How does an MDCL loan work?
A HELOC, or home equity line of credit, is a line of credit secured by your home. A HELOC provides you with a revolving line of credit that you can use for larger expenses. HELOCs traditionally offer lower interest rates than other types of loans, including student loans, and in some cases the interest may be tax deductible. With a HELOC, you borrow money against the available equity in your home. Your home is the collateral for your line of credit. HELOC is more like a credit card than a loan. When you pay off the balance, your credit line increases and you can use it again. It is linked to a fixed period of use, i.e. the period during which you can receive money. The repayment period follows the loan, when the owners repay the loan amount over a certain period of time.

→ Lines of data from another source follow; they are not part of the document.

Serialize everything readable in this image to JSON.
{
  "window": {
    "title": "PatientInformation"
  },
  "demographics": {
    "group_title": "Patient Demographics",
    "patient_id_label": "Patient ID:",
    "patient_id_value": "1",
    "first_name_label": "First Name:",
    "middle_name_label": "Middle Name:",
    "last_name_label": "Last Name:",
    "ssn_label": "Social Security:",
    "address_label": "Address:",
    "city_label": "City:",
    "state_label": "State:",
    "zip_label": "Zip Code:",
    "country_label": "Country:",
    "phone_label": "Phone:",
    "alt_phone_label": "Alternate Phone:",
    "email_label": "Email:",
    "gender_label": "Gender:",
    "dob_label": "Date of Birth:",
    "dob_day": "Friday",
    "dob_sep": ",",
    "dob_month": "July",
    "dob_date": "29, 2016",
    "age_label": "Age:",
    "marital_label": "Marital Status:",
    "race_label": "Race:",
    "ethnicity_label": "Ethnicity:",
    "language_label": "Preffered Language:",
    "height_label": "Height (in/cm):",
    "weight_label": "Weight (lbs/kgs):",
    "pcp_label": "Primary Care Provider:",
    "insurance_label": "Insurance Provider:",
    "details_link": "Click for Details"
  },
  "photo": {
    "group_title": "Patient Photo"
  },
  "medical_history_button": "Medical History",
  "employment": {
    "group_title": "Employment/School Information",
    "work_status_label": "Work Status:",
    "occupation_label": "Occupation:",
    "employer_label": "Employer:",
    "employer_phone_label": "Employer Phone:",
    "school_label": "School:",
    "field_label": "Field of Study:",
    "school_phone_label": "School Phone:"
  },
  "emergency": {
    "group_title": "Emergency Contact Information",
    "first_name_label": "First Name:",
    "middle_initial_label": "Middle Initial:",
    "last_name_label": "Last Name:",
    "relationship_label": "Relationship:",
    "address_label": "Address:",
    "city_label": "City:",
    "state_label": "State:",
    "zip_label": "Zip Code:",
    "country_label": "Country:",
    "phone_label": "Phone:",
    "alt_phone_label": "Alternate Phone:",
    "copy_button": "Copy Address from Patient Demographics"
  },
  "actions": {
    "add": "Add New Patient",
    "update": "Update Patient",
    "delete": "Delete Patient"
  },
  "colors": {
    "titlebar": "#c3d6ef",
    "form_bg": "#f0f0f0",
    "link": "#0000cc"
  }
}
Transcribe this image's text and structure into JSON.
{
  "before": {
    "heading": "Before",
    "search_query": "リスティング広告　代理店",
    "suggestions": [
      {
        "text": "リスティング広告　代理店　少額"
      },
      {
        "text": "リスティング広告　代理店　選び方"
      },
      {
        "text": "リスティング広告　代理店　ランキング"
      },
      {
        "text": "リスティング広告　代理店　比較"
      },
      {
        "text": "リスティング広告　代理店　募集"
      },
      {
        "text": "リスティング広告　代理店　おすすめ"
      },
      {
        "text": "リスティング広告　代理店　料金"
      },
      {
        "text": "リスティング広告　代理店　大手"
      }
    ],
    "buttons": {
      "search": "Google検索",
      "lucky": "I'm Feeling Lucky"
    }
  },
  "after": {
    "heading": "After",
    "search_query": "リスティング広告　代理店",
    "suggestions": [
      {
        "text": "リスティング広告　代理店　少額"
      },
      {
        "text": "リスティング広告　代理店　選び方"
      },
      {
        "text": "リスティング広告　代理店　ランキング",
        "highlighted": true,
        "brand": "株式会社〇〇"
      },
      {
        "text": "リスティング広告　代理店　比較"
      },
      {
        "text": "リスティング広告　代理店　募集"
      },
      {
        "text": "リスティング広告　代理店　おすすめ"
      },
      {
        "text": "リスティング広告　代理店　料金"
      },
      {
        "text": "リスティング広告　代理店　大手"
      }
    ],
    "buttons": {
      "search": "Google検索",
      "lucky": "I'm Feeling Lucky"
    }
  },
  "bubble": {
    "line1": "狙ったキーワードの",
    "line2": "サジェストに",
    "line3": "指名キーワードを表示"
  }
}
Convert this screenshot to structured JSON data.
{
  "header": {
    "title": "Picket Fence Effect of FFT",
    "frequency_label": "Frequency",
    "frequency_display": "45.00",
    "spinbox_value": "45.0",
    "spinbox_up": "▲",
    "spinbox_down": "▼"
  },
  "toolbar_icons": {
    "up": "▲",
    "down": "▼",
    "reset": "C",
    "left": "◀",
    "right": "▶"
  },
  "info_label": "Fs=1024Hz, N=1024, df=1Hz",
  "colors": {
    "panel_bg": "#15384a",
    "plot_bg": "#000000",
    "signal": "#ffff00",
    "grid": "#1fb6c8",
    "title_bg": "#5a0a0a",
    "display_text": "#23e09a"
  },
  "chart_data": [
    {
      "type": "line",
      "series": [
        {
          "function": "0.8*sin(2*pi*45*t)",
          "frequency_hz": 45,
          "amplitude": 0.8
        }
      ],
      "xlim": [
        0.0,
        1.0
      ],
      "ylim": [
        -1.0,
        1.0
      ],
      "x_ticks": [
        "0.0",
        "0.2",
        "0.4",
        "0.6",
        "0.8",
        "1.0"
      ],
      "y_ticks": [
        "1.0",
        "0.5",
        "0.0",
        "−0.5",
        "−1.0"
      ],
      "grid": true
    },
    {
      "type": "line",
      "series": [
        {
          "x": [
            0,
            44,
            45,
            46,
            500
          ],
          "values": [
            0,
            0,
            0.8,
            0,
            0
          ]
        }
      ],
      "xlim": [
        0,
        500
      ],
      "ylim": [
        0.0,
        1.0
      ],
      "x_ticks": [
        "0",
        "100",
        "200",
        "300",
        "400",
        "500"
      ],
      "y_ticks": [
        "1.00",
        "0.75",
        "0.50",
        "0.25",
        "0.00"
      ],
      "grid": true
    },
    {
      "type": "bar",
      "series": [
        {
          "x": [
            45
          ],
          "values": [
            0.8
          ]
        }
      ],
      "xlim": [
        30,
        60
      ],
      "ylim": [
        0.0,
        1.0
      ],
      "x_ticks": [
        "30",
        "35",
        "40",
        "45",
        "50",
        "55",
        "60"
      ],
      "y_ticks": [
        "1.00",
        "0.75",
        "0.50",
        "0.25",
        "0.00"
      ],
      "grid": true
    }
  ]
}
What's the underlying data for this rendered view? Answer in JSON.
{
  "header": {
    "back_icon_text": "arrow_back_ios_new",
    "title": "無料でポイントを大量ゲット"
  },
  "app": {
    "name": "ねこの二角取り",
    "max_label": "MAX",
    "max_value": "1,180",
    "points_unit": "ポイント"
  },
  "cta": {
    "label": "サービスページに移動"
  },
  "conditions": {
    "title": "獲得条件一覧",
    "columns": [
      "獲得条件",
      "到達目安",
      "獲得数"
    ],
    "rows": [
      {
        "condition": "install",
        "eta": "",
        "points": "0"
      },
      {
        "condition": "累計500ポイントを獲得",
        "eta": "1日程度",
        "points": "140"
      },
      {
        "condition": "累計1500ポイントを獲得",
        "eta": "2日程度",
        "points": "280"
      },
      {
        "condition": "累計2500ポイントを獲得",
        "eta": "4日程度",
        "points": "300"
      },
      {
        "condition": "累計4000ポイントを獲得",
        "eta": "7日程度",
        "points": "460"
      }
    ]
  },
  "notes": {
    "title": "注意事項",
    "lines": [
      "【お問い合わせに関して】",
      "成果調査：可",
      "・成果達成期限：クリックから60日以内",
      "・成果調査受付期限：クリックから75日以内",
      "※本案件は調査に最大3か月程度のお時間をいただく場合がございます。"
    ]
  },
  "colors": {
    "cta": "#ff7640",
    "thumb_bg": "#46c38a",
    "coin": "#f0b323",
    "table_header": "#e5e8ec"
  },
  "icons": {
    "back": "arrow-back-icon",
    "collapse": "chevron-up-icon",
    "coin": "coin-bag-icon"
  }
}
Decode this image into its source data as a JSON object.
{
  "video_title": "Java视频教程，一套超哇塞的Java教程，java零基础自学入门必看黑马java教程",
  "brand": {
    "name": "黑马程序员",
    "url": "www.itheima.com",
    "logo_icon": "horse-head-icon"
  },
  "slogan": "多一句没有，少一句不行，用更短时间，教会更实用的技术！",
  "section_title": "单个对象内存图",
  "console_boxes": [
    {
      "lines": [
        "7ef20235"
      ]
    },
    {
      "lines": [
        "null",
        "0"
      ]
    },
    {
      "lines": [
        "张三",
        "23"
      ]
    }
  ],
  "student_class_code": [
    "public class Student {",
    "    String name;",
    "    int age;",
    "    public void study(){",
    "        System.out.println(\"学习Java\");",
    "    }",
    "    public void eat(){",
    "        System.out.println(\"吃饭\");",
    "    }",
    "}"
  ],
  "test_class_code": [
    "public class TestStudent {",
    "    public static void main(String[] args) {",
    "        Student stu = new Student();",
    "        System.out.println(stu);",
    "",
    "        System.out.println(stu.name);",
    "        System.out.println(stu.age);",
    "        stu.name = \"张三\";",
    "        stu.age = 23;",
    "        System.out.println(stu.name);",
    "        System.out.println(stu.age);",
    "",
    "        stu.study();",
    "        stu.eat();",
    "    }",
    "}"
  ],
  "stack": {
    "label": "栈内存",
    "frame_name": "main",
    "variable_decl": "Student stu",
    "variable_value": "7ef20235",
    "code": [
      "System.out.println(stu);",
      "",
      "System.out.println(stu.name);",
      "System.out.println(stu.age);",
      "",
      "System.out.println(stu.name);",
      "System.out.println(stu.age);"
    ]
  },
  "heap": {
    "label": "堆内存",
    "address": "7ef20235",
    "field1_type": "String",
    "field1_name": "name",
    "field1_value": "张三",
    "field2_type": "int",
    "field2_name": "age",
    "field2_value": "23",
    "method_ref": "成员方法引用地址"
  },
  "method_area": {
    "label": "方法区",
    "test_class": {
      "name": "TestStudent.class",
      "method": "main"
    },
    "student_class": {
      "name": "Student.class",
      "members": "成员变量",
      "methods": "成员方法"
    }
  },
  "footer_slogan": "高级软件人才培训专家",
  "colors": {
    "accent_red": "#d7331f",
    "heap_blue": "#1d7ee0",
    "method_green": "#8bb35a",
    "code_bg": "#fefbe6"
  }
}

HELOC to repay student loans: Pros and cons
Using a HELOC to pay off student loans can seem like a good idea, and in some cases it is. However, it is not without its drawbacks. Here are some pros and cons of using a HELOC to pay off your student loan debt.
- HELOCs are generally available at lower interest rates than your current student loan.
- It may be easier to qualify for a HELOC than to refinance a student loan because HELOCs are secured loans. Instead of a credit check, your home is used as collateral.
- You can combine your debts into one monthly account.
- You may end up with lower monthly payments.
- Interest on student loans is no longer taxable
- The student loan refinancing rate is now comparable to, or even lower than, the HELOC rate.
- HELOC does not offer the cash bonuses you may receive when refinancing student loans.
- You are putting your home at risk because it is the collateral for a HELOC loan.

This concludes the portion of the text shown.